这几个月以来,除开内宫,他干的每一件事无不令四海臣服。现在当务之急,也就剩下王氏还没有着手料理,太后想自己与其为了一个已死的崔氏和皇帝犟,不如先设法除去王戬,稳固政权。

    也许唯有漫长的时光,才能抚平人内心的疮痛。

    当年失去她心爱的男子之时,也是剧痛,不过入宫几年,在泥与云的挣扎蜕变之中,她早已将那些抛到了九霄云外。毕竟只有活命,活成人上人,才不会再有求而不得的事情。

    只是太后这一撒手,这座皇后的牌位便被供奉入椒房殿,一奉便是三年,没有丝毫动摇。

    皇帝没有后宫,日夜都驻扎在太极殿,不知疲倦地处理政务,不问声色犬马,修性孤寡,像一个真正脱俗超凡的圣人。他除蛀蠹,削兵权,固帝位,杀叛逆,一样眼也不眨,但同时选贤与能,重科举与农桑,扶植海上贸易,减免赋税。仁政与苛政并施,期年,政通人和,多国来朝。

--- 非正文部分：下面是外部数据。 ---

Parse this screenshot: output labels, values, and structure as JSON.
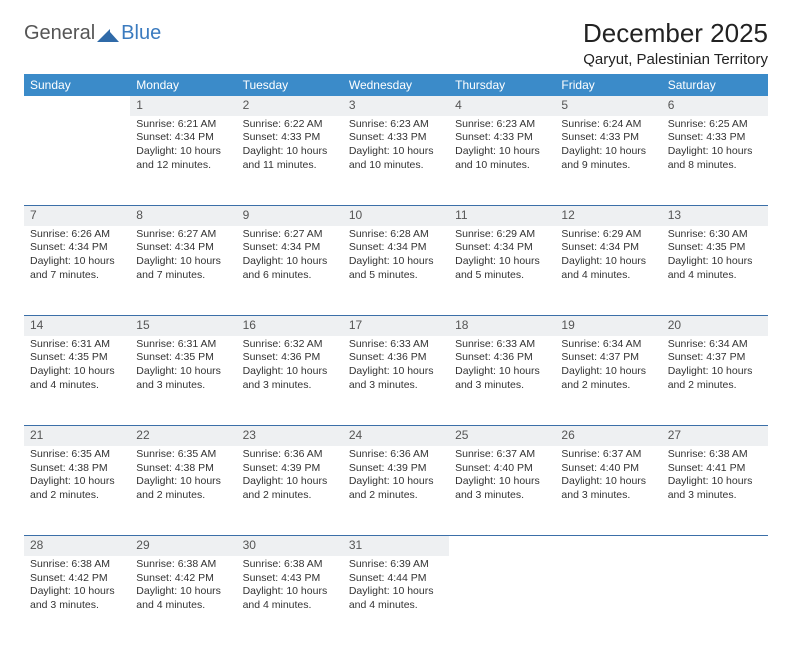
{
  "logo": {
    "text1": "General",
    "text2": "Blue"
  },
  "title": "December 2025",
  "location": "Qaryut, Palestinian Territory",
  "colors": {
    "header_bg": "#3b8bc9",
    "header_text": "#ffffff",
    "daynum_bg": "#eef0f2",
    "row_border": "#3b6fa8",
    "body_text": "#333333",
    "logo_gray": "#555555",
    "logo_blue": "#3b7bbf",
    "page_bg": "#ffffff"
  },
  "font": {
    "family": "Arial",
    "th_size": 12,
    "cell_size": 10.5,
    "title_size": 26,
    "location_size": 15
  },
  "day_headers": [
    "Sunday",
    "Monday",
    "Tuesday",
    "Wednesday",
    "Thursday",
    "Friday",
    "Saturday"
  ],
  "weeks": [
    [
      null,
      {
        "n": "1",
        "sr": "Sunrise: 6:21 AM",
        "ss": "Sunset: 4:34 PM",
        "dl": "Daylight: 10 hours and 12 minutes."
      },
      {
        "n": "2",
        "sr": "Sunrise: 6:22 AM",
        "ss": "Sunset: 4:33 PM",
        "dl": "Daylight: 10 hours and 11 minutes."
      },
      {
        "n": "3",
        "sr": "Sunrise: 6:23 AM",
        "ss": "Sunset: 4:33 PM",
        "dl": "Daylight: 10 hours and 10 minutes."
      },
      {
        "n": "4",
        "sr": "Sunrise: 6:23 AM",
        "ss": "Sunset: 4:33 PM",
        "dl": "Daylight: 10 hours and 10 minutes."
      },
      {
        "n": "5",
        "sr": "Sunrise: 6:24 AM",
        "ss": "Sunset: 4:33 PM",
        "dl": "Daylight: 10 hours and 9 minutes."
      },
      {
        "n": "6",
        "sr": "Sunrise: 6:25 AM",
        "ss": "Sunset: 4:33 PM",
        "dl": "Daylight: 10 hours and 8 minutes."
      }
    ],
    [
      {
        "n": "7",
        "sr": "Sunrise: 6:26 AM",
        "ss": "Sunset: 4:34 PM",
        "dl": "Daylight: 10 hours and 7 minutes."
      },
      {
        "n": "8",
        "sr": "Sunrise: 6:27 AM",
        "ss": "Sunset: 4:34 PM",
        "dl": "Daylight: 10 hours and 7 minutes."
      },
      {
        "n": "9",
        "sr": "Sunrise: 6:27 AM",
        "ss": "Sunset: 4:34 PM",
        "dl": "Daylight: 10 hours and 6 minutes."
      },
      {
        "n": "10",
        "sr": "Sunrise: 6:28 AM",
        "ss": "Sunset: 4:34 PM",
        "dl": "Daylight: 10 hours and 5 minutes."
      },
      {
        "n": "11",
        "sr": "Sunrise: 6:29 AM",
        "ss": "Sunset: 4:34 PM",
        "dl": "Daylight: 10 hours and 5 minutes."
      },
      {
        "n": "12",
        "sr": "Sunrise: 6:29 AM",
        "ss": "Sunset: 4:34 PM",
        "dl": "Daylight: 10 hours and 4 minutes."
      },
      {
        "n": "13",
        "sr": "Sunrise: 6:30 AM",
        "ss": "Sunset: 4:35 PM",
        "dl": "Daylight: 10 hours and 4 minutes."
      }
    ],
    [
      {
        "n": "14",
        "sr": "Sunrise: 6:31 AM",
        "ss": "Sunset: 4:35 PM",
        "dl": "Daylight: 10 hours and 4 minutes."
      },
      {
        "n": "15",
        "sr": "Sunrise: 6:31 AM",
        "ss": "Sunset: 4:35 PM",
        "dl": "Daylight: 10 hours and 3 minutes."
      },
      {
        "n": "16",
        "sr": "Sunrise: 6:32 AM",
        "ss": "Sunset: 4:36 PM",
        "dl": "Daylight: 10 hours and 3 minutes."
      },
      {
        "n": "17",
        "sr": "Sunrise: 6:33 AM",
        "ss": "Sunset: 4:36 PM",
        "dl": "Daylight: 10 hours and 3 minutes."
      },
      {
        "n": "18",
        "sr": "Sunrise: 6:33 AM",
        "ss": "Sunset: 4:36 PM",
        "dl": "Daylight: 10 hours and 3 minutes."
      },
      {
        "n": "19",
        "sr": "Sunrise: 6:34 AM",
        "ss": "Sunset: 4:37 PM",
        "dl": "Daylight: 10 hours and 2 minutes."
      },
      {
        "n": "20",
        "sr": "Sunrise: 6:34 AM",
        "ss": "Sunset: 4:37 PM",
        "dl": "Daylight: 10 hours and 2 minutes."
      }
    ],
    [
      {
        "n": "21",
        "sr": "Sunrise: 6:35 AM",
        "ss": "Sunset: 4:38 PM",
        "dl": "Daylight: 10 hours and 2 minutes."
      },
      {
        "n": "22",
        "sr": "Sunrise: 6:35 AM",
        "ss": "Sunset: 4:38 PM",
        "dl": "Daylight: 10 hours and 2 minutes."
      },
      {
        "n": "23",
        "sr": "Sunrise: 6:36 AM",
        "ss": "Sunset: 4:39 PM",
        "dl": "Daylight: 10 hours and 2 minutes."
      },
      {
        "n": "24",
        "sr": "Sunrise: 6:36 AM",
        "ss": "Sunset: 4:39 PM",
        "dl": "Daylight: 10 hours and 2 minutes."
      },
      {
        "n": "25",
        "sr": "Sunrise: 6:37 AM",
        "ss": "Sunset: 4:40 PM",
        "dl": "Daylight: 10 hours and 3 minutes."
      },
      {
        "n": "26",
        "sr": "Sunrise: 6:37 AM",
        "ss": "Sunset: 4:40 PM",
        "dl": "Daylight: 10 hours and 3 minutes."
      },
      {
        "n": "27",
        "sr": "Sunrise: 6:38 AM",
        "ss": "Sunset: 4:41 PM",
        "dl": "Daylight: 10 hours and 3 minutes."
      }
    ],
    [
      {
        "n": "28",
        "sr": "Sunrise: 6:38 AM",
        "ss": "Sunset: 4:42 PM",
        "dl": "Daylight: 10 hours and 3 minutes."
      },
      {
        "n": "29",
        "sr": "Sunrise: 6:38 AM",
        "ss": "Sunset: 4:42 PM",
        "dl": "Daylight: 10 hours and 4 minutes."
      },
      {
        "n": "30",
        "sr": "Sunrise: 6:38 AM",
        "ss": "Sunset: 4:43 PM",
        "dl": "Daylight: 10 hours and 4 minutes."
      },
      {
        "n": "31",
        "sr": "Sunrise: 6:39 AM",
        "ss": "Sunset: 4:44 PM",
        "dl": "Daylight: 10 hours and 4 minutes."
      },
      null,
      null,
      null
    ]
  ]
}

    晨昏颠来倒去,明启三年冬,圣人为太上皇服丧期满,关于这选秀的事,却再一次提上了奏疏,一把把地搬到了贺兰桀的案前。

    作者有话说:

    贺狗子已经是疯批大狗子了。

    三年里其实还有很多事,不写只是埋了个伏笔,等男女主见面了再慢慢发掘。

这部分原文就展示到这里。